In-8, maroquin rouge, triple filet, dos à 5 nerfs finement orné, doublure de maroquin rouge avec roulette dorée en encadrement, tranches dorées sur marbrure (Reliure vers 1700).
Brunet, V-46 // Cioranescu, 20197 // De Backer, 303 // Gültlingen, XV,
p. 220, n° 10 // Rothschild, I-630 // Tchemerzine-Scheler, V-608.
(8f.)-253-(1f. blanc) / †8, a-q8 / 98 x 158 mm.
Seconde édition, plus complète et en grande partie originale.
Mellin de Saint-Gelais naquit à Angoulême vers 1491, de parents inconnus. Peut-être fils ou neveu d’Octovien de Saint-Gelais, évêque d’Angoulême et poète lui-même, il reçut en tout cas une éducation soignée et se rendit à Padoue, en Italie, pour y étudier le droit. Il semble qu’il s’y consacra plus à l’étude de la philosophie et de l’astrologie, ainsi qu’à la lecture des auteurs tels Boccace et l’Arioste. À son retour en France, Saint-Gelais rejoignit la cour de François Ier et, malgré l’état religieux qu’il avait embrassé, en devint l’un des ornements mondains et spirituels. Outre diverses attributions ecclésiastiques, il fut nommé aumônier du dauphin François, puis conserva ce titre auprès de Henri II. Il fut chargé de la bibliothèque royale du château de Blois, avant d’en superviser le déménagement au château de Fontainebleau en 1544 et d’être nommé « maître et garde » de cette bibliothèque. À partir de 1550, une violente querelle littéraire l’opposa à Ronsard et à la jeune garde de la nouvelle génération de poètes : la Pléiade. Mellin de Saint-Gelais mourut en 1558, auréolé de la gloire du chantre qui fit palpiter
le cœur des nobles dames du XVIe siècle (Larousse).
De son vivant, Saint-Gelais ne se préoccupa pas, ou très peu, de la diffusion de ses œuvres. Une édition parut en 1547, à Lyon chez Pierre de Tours, mais il semble qu’elle ait été presque entièrement détruite par son auteur, ce qui est probable car elle contenait notamment seize pièces susceptibles d’attirer des ennuis à Saint-Gelais, que ces pièces fassent allusion aux querelles théologiques du temps ou aux amours de Henri II et Diane de Poitiers.

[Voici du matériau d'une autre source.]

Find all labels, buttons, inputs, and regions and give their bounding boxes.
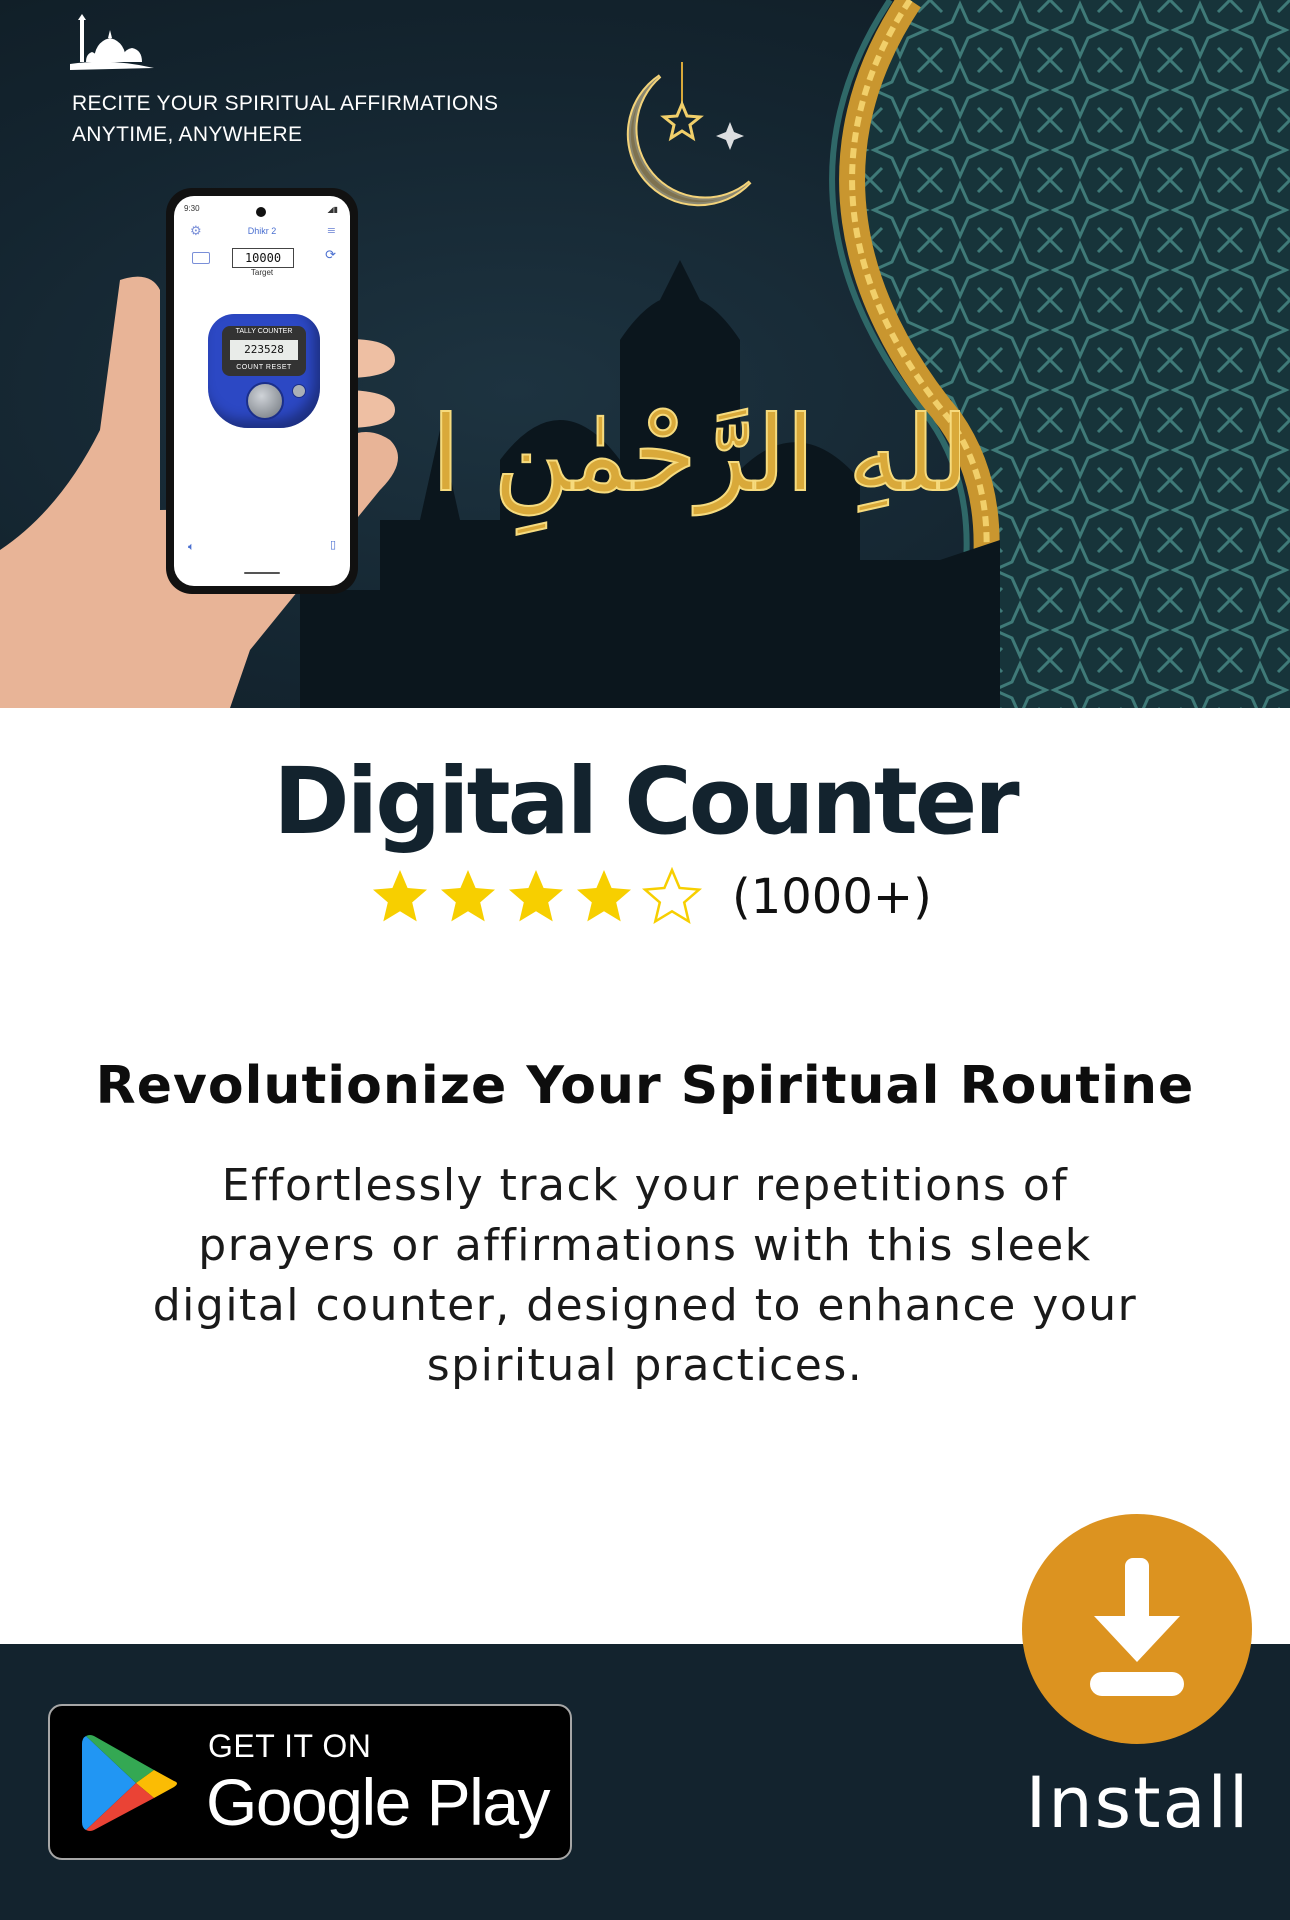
mosque-logo-icon — [70, 14, 154, 70]
phone-target-label: Target — [250, 268, 274, 277]
rating-row: (1000+) — [370, 862, 932, 932]
google-play-icon — [82, 1735, 177, 1831]
star-filled-icon — [373, 870, 427, 922]
store-small-label: GET IT ON — [208, 1728, 372, 1764]
phone-screen: 9:30 ◢▮ ⚙ Dhikr 2 ≡ 10000 ⟳ Target TALLY… — [174, 196, 350, 586]
phone-app-title: Dhikr 2 — [247, 226, 277, 236]
app-title: Digital Counter — [273, 748, 1019, 855]
refresh-icon: ⟳ — [325, 248, 336, 263]
star-filled-icon — [509, 870, 563, 922]
camera-dot — [256, 207, 266, 217]
bismillah-calligraphy: بِسْمِ اللهِ الرَّحْمٰنِ الرَّحِيْمِ — [174, 350, 1225, 540]
install-label[interactable]: Install — [1020, 1762, 1256, 1844]
tagline-line-1: RECITE YOUR SPIRITUAL AFFIRMATIONS — [72, 92, 499, 115]
tally-top-label: TALLY COUNTER — [235, 328, 293, 335]
phone-mockup: 9:30 ◢▮ ⚙ Dhikr 2 ≡ 10000 ⟳ Target TALLY… — [166, 188, 358, 594]
home-indicator — [244, 572, 280, 574]
tagline: RECITE YOUR SPIRITUAL AFFIRMATIONS ANYTI… — [72, 88, 498, 150]
tally-reset-button — [292, 384, 306, 398]
hero-banner: RECITE YOUR SPIRITUAL AFFIRMATIONS ANYTI… — [0, 0, 1290, 708]
star-empty-icon — [642, 867, 702, 925]
phone-target-value: 10000 — [232, 248, 294, 268]
tally-bottom-label: COUNT RESET — [236, 364, 292, 371]
phone-status-time: 9:30 — [184, 204, 200, 213]
signal-icon: ◢▮ — [327, 205, 338, 214]
headline: Revolutionize Your Spiritual Routine — [95, 1056, 1195, 1116]
rating-count: (1000+) — [732, 869, 932, 925]
tally-count-button — [246, 382, 284, 420]
tagline-line-2: ANYTIME, ANYWHERE — [72, 123, 303, 146]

On n’en connaît aujourd’hui plus que deux exemplaires, conservés à la BnF. Cette première édition est tellement rare que la seconde, que nous présentons, a souvent été considérée comme l’originale. Publiée également à Lyon, chez Antoine de Harsy, elle parut en 1574, soit plus de quinze ans après la mort de l’auteur et près de trente ans après l’originale. Elle est imprimée en caractères italiques, peut-être par Jean II de Tournes, et porte sur le titre la marque de Jean Frellon, dont Harsy était le gendre et successeur. Elle ne contient plus les seize pièces évoquées plus haut, mais elle en contient un grand nombre d’autres qui n’avaient jamais été recueillies (Picot). Une autre édition existe à la même date, chez le même éditeur, avec une collation différente.
Cet exemplaire, cité par Tchemerzine, porte trois marques de provenances anciennes à l’encre : Sorel et le chiffre B.A.S. (?) encadré de fermesses sur le titre, ainsi qu'un ex-libris daté 1736 gratté sur une garde.
Il provient de la bibliothèque d’Hector De Backer, dans le catalogue duquel la reliure est décrite comme des premières années du XVIIIe siècle, dans le genre de celles attribuées à Boyet.
Provenance :
Sorel (ex-libris manuscrit), B.A.S. (chiffre manuscrit non identifié)
et Hector De Backer (ex-libris, I, 17-20 février 1926, n° 303).